What point have we reached when news agencies start reporting on internet memes?
I just hope the kid's getting royalties off the T-shirts. Pay for college. Learn more words.
Well, I'm glad I didn't turn it up where my co-workers could hear - they think I'm weird enough. But now I just appear to be laughing for no reason.
Happily, I discovered it early enough in the day that we could all crack up.Now I just periodically fire off a couple of rounds at random, now and again.
Hey, the kid could become a pro golfer some day."Tiger, how do you assess today's tournament, in light of your last performance, the weather, and the world situation?""Course looks good."Or even President of the United States."Governor Bush, the polls are very close at this point. What do you have to say about how Tuesday's voting will go, in comparison with the neck-and-neck results of the latest poll results, and do you think the latest debate will change things significantly?""I like my chances."
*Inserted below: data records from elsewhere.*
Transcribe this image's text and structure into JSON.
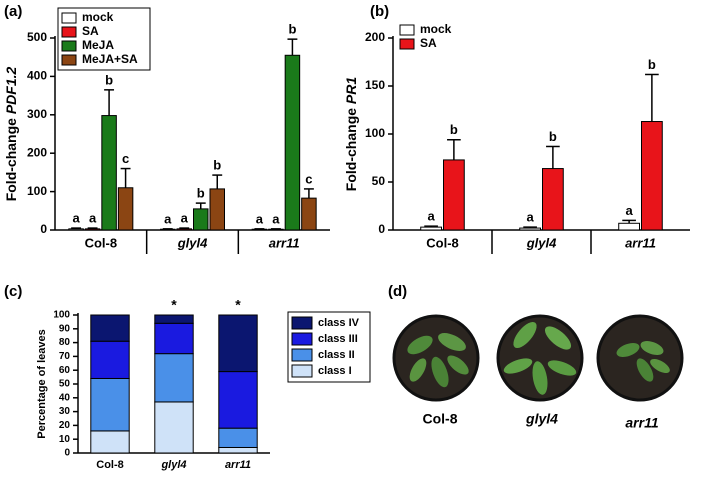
{
  "chart_data": [
    {
      "type": "bar",
      "panel_label": "(a)",
      "y_label": "Fold-change ",
      "y_label_italic": "PDF1.2",
      "categories": [
        "Col-8",
        "glyl4",
        "arr11"
      ],
      "series": [
        {
          "name": "mock",
          "color": "#ffffff",
          "values": [
            3,
            2,
            2
          ],
          "errors": [
            2,
            1,
            1
          ],
          "letters": [
            "a",
            "a",
            "a"
          ]
        },
        {
          "name": "SA",
          "color": "#e8141a",
          "values": [
            3,
            3,
            2
          ],
          "errors": [
            2,
            2,
            1
          ],
          "letters": [
            "a",
            "a",
            "a"
          ]
        },
        {
          "name": "MeJA",
          "color": "#1a7a1a",
          "values": [
            298,
            55,
            455
          ],
          "errors": [
            67,
            15,
            42
          ],
          "letters": [
            "b",
            "b",
            "b"
          ]
        },
        {
          "name": "MeJA+SA",
          "color": "#8b4513",
          "values": [
            110,
            107,
            83
          ],
          "errors": [
            50,
            36,
            24
          ],
          "letters": [
            "c",
            "b",
            "c"
          ]
        }
      ],
      "ylim": [
        0,
        500
      ],
      "yticks": [
        0,
        100,
        200,
        300,
        400,
        500
      ],
      "legend": "upper left"
    },
    {
      "type": "bar",
      "panel_label": "(b)",
      "y_label": "Fold-change ",
      "y_label_italic": "PR1",
      "categories": [
        "Col-8",
        "glyl4",
        "arr11"
      ],
      "series": [
        {
          "name": "mock",
          "color": "#ffffff",
          "values": [
            3,
            2,
            7
          ],
          "errors": [
            1,
            1,
            3
          ],
          "letters": [
            "a",
            "a",
            "a"
          ]
        },
        {
          "name": "SA",
          "color": "#e8141a",
          "values": [
            73,
            64,
            113
          ],
          "errors": [
            21,
            23,
            49
          ],
          "letters": [
            "b",
            "b",
            "b"
          ]
        }
      ],
      "ylim": [
        0,
        200
      ],
      "yticks": [
        0,
        50,
        100,
        150,
        200
      ],
      "legend": "upper left"
    },
    {
      "type": "stacked_bar",
      "panel_label": "(c)",
      "y_label": "Percentage of leaves",
      "categories": [
        "Col-8",
        "glyl4",
        "arr11"
      ],
      "annotations": [
        null,
        "*",
        "*"
      ],
      "series": [
        {
          "name": "class I",
          "color": "#cfe2f8",
          "values": [
            16,
            37,
            4
          ]
        },
        {
          "name": "class II",
          "color": "#4a90e8",
          "values": [
            38,
            35,
            14
          ]
        },
        {
          "name": "class III",
          "color": "#1a1ae0",
          "values": [
            27,
            22,
            41
          ]
        },
        {
          "name": "class IV",
          "color": "#0b1670",
          "values": [
            19,
            6,
            41
          ]
        }
      ],
      "ylim": [
        0,
        100
      ],
      "yticks": [
        0,
        10,
        20,
        30,
        40,
        50,
        60,
        70,
        80,
        90,
        100
      ],
      "legend": "right"
    }
  ],
  "photos": {
    "panel_label": "(d)",
    "labels": [
      "Col-8",
      "glyl4",
      "arr11"
    ]
  }
}
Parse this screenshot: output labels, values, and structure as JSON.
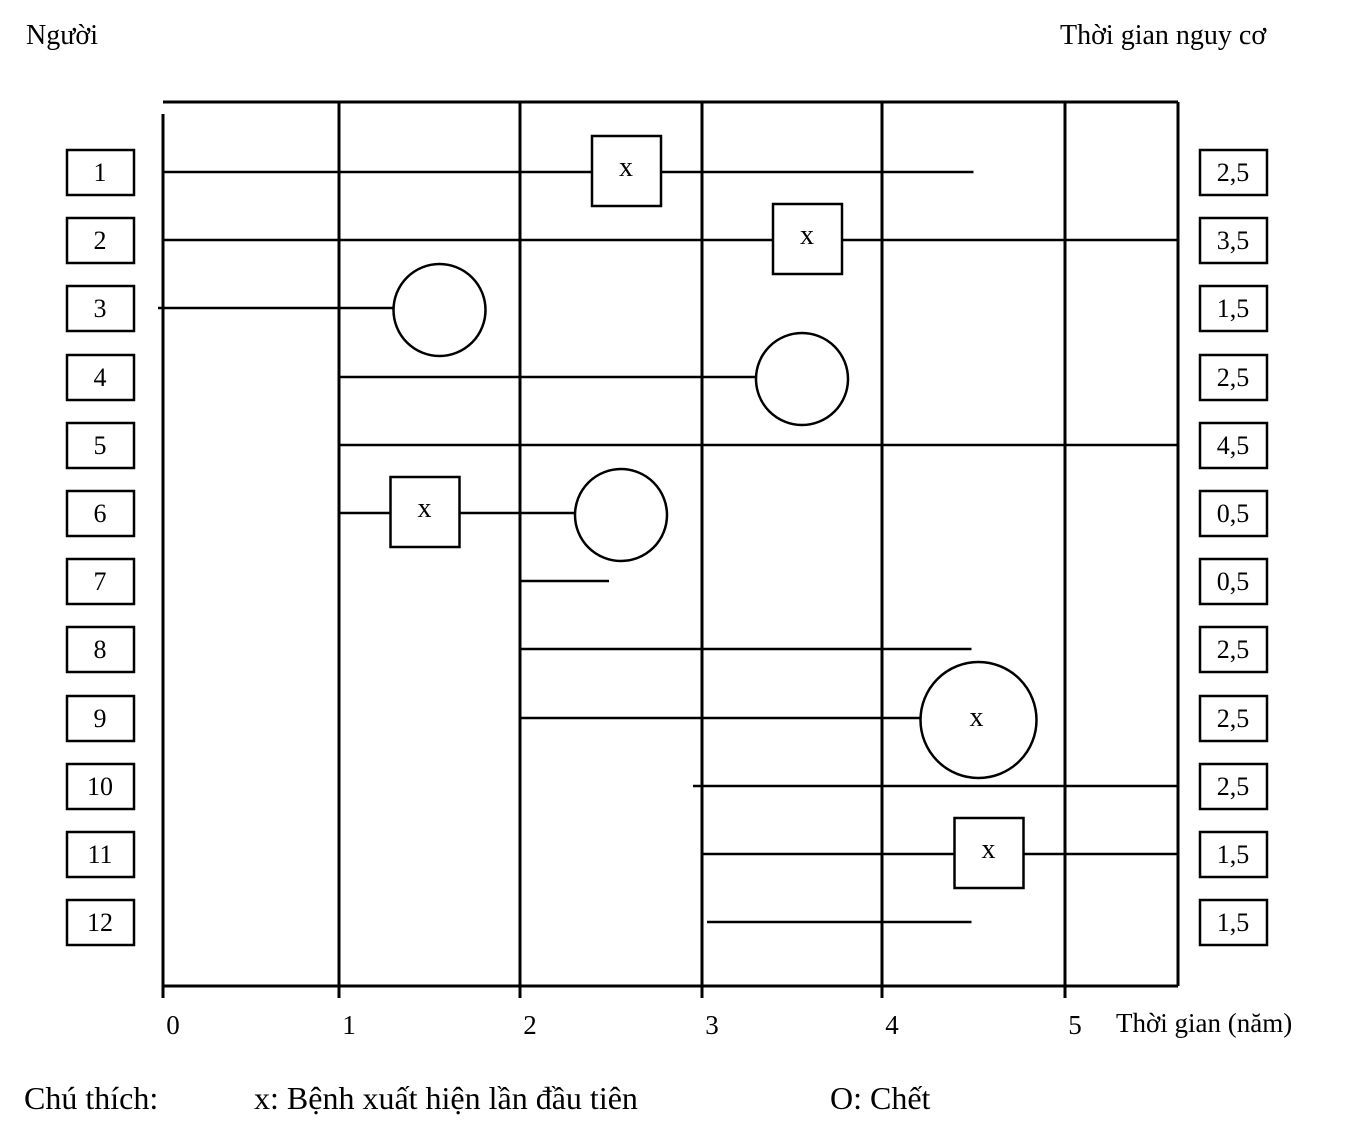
{
  "header": {
    "left_label": "Người",
    "right_label": "Thời gian nguy cơ"
  },
  "axis": {
    "x_label": "Thời gian (năm)",
    "x_ticks": [
      "0",
      "1",
      "2",
      "3",
      "4",
      "5"
    ],
    "x_range": [
      0,
      5.5
    ]
  },
  "legend": {
    "title": "Chú thích:",
    "onset": "x:  Bệnh xuất hiện lần đầu tiên",
    "death": "O:  Chết"
  },
  "people": [
    {
      "id": "1",
      "start": 0,
      "end": 4.5,
      "risk_time": "2,5",
      "event": "onset",
      "event_time": 2.5
    },
    {
      "id": "2",
      "start": 0,
      "end": 5.5,
      "risk_time": "3,5",
      "event": "onset",
      "event_time": 3.5
    },
    {
      "id": "3",
      "start": 0,
      "end": 1.5,
      "risk_time": "1,5",
      "event": "death",
      "event_time": 1.5
    },
    {
      "id": "4",
      "start": 1,
      "end": 3.5,
      "risk_time": "2,5",
      "event": "death",
      "event_time": 3.5
    },
    {
      "id": "5",
      "start": 1,
      "end": 5.5,
      "risk_time": "4,5",
      "event": "none"
    },
    {
      "id": "6",
      "start": 1,
      "end": 2.5,
      "risk_time": "0,5",
      "event": "onset-death",
      "event_time": 1.5,
      "death_time": 2.5
    },
    {
      "id": "7",
      "start": 2,
      "end": 2.5,
      "risk_time": "0,5",
      "event": "none"
    },
    {
      "id": "8",
      "start": 2,
      "end": 4.5,
      "risk_time": "2,5",
      "event": "none"
    },
    {
      "id": "9",
      "start": 2,
      "end": 4.5,
      "risk_time": "2,5",
      "event": "onset-death-same",
      "event_time": 4.5
    },
    {
      "id": "10",
      "start": 3,
      "end": 5.5,
      "risk_time": "2,5",
      "event": "none"
    },
    {
      "id": "11",
      "start": 3,
      "end": 5.5,
      "risk_time": "1,5",
      "event": "onset",
      "event_time": 4.5
    },
    {
      "id": "12",
      "start": 3,
      "end": 4.5,
      "risk_time": "1,5",
      "event": "none"
    }
  ],
  "event_marker_text": "x"
}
I just hope the kid's getting royalties off the T-shirts. Pay for college. Learn more words.I'm sure I heard more than one senior thesis presentation in college that boiled down to basically "I like turtles".
If I were a mixer-genius, I'd have the kid say "I like Wilhelm," and top it with (what else?) a Wilhelm.
I take it for what it's worth. Funny. Remember Art Linkletter's show "Kids Say The Darndest Things." If you can find some of those old shows on DVD, give 'em a watch and you'll find that Jonathan isn't alone. He's pretty typical for a 10-year-old.